AN 992: Best Practices for Floorplanning Partial Reconfiguration Designs

ID 764994
Date 2/21/2023

2.2.1. Technique 1: Use Joint Periphery Placement Regions

For optimum performance, carefully floorplan your design to ensure that you place the periphery together as close as possible. In PR designs, you preserve the periphery IPs in the static region. When compiling a project without any Logic Lock region constraints, the Compiler normally places the periphery logic adjacent to the related hard IP components, as Floorplan 1 shows in Figure 1: Use Joint Placement Regions.

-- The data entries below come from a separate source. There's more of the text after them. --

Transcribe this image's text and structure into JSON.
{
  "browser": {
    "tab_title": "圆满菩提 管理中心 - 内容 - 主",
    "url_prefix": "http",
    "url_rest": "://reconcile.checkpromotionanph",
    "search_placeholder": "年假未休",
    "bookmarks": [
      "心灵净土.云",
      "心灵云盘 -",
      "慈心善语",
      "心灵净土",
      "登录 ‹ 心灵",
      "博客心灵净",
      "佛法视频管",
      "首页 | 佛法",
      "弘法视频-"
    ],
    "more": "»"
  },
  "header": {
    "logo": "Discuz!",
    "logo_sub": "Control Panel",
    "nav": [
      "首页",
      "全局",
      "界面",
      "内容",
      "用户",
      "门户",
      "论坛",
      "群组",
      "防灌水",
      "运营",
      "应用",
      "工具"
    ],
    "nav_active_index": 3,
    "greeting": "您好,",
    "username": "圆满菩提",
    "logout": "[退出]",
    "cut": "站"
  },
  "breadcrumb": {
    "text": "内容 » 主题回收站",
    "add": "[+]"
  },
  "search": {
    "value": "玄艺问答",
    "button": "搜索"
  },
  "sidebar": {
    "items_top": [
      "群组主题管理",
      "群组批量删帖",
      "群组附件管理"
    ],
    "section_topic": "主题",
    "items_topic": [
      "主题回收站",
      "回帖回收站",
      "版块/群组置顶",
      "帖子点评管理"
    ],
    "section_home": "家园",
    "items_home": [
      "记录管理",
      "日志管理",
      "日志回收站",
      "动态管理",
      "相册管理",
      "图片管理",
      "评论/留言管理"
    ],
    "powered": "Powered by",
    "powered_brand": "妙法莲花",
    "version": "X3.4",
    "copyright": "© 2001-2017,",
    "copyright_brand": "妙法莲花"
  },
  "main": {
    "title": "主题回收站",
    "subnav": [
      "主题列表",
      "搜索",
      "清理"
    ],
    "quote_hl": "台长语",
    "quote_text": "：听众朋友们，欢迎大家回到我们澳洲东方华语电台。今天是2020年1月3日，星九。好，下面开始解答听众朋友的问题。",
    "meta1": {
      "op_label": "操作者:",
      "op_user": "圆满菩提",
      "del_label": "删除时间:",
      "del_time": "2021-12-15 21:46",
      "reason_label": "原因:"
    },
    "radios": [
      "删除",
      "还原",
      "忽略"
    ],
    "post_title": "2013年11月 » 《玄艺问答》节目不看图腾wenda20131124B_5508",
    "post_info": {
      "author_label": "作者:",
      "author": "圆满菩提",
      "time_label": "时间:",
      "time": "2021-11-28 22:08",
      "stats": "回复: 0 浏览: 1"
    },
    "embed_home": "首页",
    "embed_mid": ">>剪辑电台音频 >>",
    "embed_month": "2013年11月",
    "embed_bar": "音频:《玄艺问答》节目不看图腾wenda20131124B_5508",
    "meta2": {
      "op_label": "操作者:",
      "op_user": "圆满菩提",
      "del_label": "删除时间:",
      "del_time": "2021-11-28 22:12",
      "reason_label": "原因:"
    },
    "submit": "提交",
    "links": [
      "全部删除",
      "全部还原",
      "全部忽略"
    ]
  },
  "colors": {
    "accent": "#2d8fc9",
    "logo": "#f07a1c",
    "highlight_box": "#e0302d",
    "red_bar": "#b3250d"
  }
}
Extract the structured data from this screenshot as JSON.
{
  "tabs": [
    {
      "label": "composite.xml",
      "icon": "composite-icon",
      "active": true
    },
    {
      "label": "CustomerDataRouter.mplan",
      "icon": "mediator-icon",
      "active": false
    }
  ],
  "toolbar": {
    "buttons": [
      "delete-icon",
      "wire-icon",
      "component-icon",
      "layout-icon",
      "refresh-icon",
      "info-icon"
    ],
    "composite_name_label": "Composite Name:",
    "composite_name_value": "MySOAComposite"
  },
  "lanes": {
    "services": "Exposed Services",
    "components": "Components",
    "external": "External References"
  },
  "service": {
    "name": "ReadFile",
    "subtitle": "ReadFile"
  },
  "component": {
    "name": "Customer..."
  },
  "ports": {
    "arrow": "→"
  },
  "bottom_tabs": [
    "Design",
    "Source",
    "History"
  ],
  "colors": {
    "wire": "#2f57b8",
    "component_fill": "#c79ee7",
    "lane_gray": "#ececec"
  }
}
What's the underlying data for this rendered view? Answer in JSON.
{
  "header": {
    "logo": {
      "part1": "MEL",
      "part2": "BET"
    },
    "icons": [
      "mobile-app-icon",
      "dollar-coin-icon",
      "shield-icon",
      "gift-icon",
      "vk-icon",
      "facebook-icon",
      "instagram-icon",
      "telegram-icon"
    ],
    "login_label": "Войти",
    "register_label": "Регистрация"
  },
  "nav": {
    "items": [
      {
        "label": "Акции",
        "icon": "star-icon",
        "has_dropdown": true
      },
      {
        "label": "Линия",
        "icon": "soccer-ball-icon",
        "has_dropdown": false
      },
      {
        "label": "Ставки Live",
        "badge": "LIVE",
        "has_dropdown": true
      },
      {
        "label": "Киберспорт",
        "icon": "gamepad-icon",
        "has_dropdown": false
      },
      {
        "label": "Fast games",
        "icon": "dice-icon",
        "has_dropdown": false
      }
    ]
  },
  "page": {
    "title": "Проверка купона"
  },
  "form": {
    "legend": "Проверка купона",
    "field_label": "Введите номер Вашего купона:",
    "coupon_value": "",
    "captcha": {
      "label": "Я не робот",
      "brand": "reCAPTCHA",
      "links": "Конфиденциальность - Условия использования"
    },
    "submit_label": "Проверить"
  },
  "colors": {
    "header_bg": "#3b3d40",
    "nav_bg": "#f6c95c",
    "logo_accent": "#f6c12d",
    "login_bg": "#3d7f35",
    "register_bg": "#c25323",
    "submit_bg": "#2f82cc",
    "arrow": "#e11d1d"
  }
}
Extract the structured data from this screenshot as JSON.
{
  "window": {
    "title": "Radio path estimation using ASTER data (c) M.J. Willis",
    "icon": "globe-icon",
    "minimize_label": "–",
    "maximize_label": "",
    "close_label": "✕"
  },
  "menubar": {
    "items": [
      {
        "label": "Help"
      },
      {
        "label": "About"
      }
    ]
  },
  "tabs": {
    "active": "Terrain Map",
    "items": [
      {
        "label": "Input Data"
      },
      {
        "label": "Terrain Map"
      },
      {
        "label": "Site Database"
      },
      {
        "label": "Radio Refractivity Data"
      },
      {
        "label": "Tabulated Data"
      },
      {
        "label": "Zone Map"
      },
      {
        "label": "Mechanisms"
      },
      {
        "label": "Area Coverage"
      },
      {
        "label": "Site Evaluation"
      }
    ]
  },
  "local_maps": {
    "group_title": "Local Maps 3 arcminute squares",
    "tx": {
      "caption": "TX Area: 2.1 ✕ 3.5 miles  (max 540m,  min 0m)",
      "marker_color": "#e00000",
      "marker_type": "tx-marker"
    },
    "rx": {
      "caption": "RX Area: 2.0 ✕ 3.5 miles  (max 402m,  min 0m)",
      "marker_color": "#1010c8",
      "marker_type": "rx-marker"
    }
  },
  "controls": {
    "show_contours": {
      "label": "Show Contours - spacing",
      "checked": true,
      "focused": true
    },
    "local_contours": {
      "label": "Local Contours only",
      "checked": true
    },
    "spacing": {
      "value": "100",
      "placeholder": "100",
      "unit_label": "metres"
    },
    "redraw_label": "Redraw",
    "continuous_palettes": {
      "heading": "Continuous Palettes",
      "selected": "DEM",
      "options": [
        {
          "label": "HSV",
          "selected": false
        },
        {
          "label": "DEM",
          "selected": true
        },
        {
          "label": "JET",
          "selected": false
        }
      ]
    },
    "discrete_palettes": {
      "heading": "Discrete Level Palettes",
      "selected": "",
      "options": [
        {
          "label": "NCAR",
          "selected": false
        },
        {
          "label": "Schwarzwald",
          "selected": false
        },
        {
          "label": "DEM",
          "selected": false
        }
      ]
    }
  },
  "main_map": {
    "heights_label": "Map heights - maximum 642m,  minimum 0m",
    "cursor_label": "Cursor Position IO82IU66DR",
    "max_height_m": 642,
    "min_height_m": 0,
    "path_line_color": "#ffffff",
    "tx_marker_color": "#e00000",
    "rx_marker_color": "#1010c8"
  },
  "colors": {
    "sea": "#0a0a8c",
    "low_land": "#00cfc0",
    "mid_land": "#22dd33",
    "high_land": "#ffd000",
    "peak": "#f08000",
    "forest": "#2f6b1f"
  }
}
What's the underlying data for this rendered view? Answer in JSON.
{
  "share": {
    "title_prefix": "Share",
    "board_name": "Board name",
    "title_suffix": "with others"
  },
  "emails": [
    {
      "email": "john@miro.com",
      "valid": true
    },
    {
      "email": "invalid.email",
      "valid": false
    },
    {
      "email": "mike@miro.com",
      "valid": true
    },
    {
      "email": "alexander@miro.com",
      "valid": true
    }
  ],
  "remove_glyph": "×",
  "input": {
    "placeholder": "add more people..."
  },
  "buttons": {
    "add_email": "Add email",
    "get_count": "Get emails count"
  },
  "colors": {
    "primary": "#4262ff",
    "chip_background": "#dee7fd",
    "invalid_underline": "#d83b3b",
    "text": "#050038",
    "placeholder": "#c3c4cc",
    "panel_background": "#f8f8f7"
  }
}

Figure 2. Use Joint Placement Regions

Floorplan 1 shows the floorplan without Logic Lock constraints. Floorplan 2 shows some initial Logic Lock region constraints that reserve the areas adjacent to the hard elements for the static regions. However, Floorplan 2 Logic Lock constraints are sub-optimal because they are disjointed areas forming non-convex regions. Such regions restrict the Intel® Quartus® Prime Fitter's ability to place the design optimally.

For example, when there is a path from point A to B in Floorplan 2, the optimum performance routing is:

  1. The path crosses the PR boundary (exiting the PR region).
  2. The path crosses the static region.
  3. The path re-enters the PR boundary to reach the destination (entering PR region).

The disjointed Logic Lock placement regions further burden the highly utilized static region, especially if you do not plan the PR routing region constraint. Because the Fitter cannot estimate the implementation of different personas, inconsistent results can occur for different PR persona implementations.

If you reserve the routing in the PR region, the path from point A has to at least travel along the PR boundary to arrive at point B in Floorplan 2. This long routing has a negative impact on the design performance. The same condition applies for the path from point C to D in Floorplan 2. From point C to D the routing must cross the PR region. The PR region crossing negatively affects the performance of the PR implementation revision. The Fitter generally labors to fit non-convex placement regions. A disjointed region is an extreme example of a non-convex placement region.

To mitigate the impact of such regions, carefully floorplan to place the periphery together as close as possible to the location of the hard IP (PCIe on the left, Ethernet on the right) For example, you can combine the two disjointed regions for the two PCIe periphery elements by defining a thinner Logic Lock constraint area, as Floorplan 3 shows. You can also join the place region for the Ethernet periphery logic to the bottom EMIF logic.